The Arizona Historical Society has been a key partner by hosting guest speakers at the Arizona Heritage Center and co-convening programs and workshops for Arizona educators. This included hosting the Climates of Inequality Exhibit and A Journal of a Plague Year Exhibit, which derived from an Arizona Humanities Grant.
Our students benefit from a close relationship with AHS through undergraduate hands-on experiences, researching in the library and archives, and graduate student Professional Experience opportunities. The professionals at AHS have been indispensable in supporting our students in these ways. Doctoral candidate Chris Bradley currently serves as an associate editor of the Journal, a position initially supported by the Public History Endowment.


In 2021, the Arizona Historical Society initiated a project with Banner Medical Center to document the hospital’s history, in support of its ongoing construction plans that adhere to federal and state historic preservation guidelines. AHS reached out to the public history program, hiring seven graduate and undergraduate students to conduct oral histories and report on the history of Banner University Medical Center Phoenix campus and surrounding area. The project explored the development and significance of the former Good Samaritan Hospital and its present-day campus.
Led by Dr. James Burns (then director of the Arizona Historical Society), Dr. Marissa Rhodes, and Erin Craft, the student team recorded 30 interviews and created a small digital archive to house both the interview and research.. The students created a valuable analysis of the history and impact of Good Samaritan Hospital and Banner University Medical Center on its neighboring community, as well as on the greater Phoenix area over the past 100 years.


In Spring 2025, Dr. Maurice Crandall co-convened a group of scholars to continue their Symposium on Rethinking the ‘Indian Wars’. These scholars were part of the Clements Center for Southwest Studies at Southern Methodist University. The program supported the workshop by planning a field trip for the group to the Verde Valley to visit sites of the Arizona Indian Wars, provided a public reception following a public roundtable, and hosted a culminating dinner for the participants. The results of the workshop will be a published in a volume that encourages historians and the public to reevaluate and reimagine the Indian Wars around the United States and the world.

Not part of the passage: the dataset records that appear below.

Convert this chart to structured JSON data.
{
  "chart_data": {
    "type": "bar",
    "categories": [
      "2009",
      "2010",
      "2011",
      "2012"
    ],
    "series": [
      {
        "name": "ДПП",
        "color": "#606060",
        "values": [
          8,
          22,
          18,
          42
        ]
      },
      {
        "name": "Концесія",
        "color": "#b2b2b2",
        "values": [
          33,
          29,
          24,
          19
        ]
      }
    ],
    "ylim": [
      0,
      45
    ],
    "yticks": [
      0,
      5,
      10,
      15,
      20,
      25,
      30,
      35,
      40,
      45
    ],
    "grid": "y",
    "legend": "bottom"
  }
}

More than 900 students have studied in the History MA or World War II Studies programs over the past four years. Public history is deeply embedded in the History MA curricula, featuring a required public history methods course taken by all History graduate students, as well as electives in the study of memory cultures, archives, historic preservation, oral history, and historical landscapes. The World War II Studies program, a partnership with the National World War II Museum, introduces students to material culture, oral history, memorialization, and the curation of the war in multiple contexts across the globe. In 2024, SHPRS launched the Public History Certificate, which currently has twenty-six students enrolled. It also established a graduate certificate in Holocaust and Genocide Studies, which now enrolls x students.
Students don’t just come from North America. They reside in countries worldwide, including China, Japan, Belgium, France, Germany, Portugal, and Italy, among others. The program also serves active military members stationed globally. Many of these students, who receive mail through Army Post Office boxes, are also not shown on the map.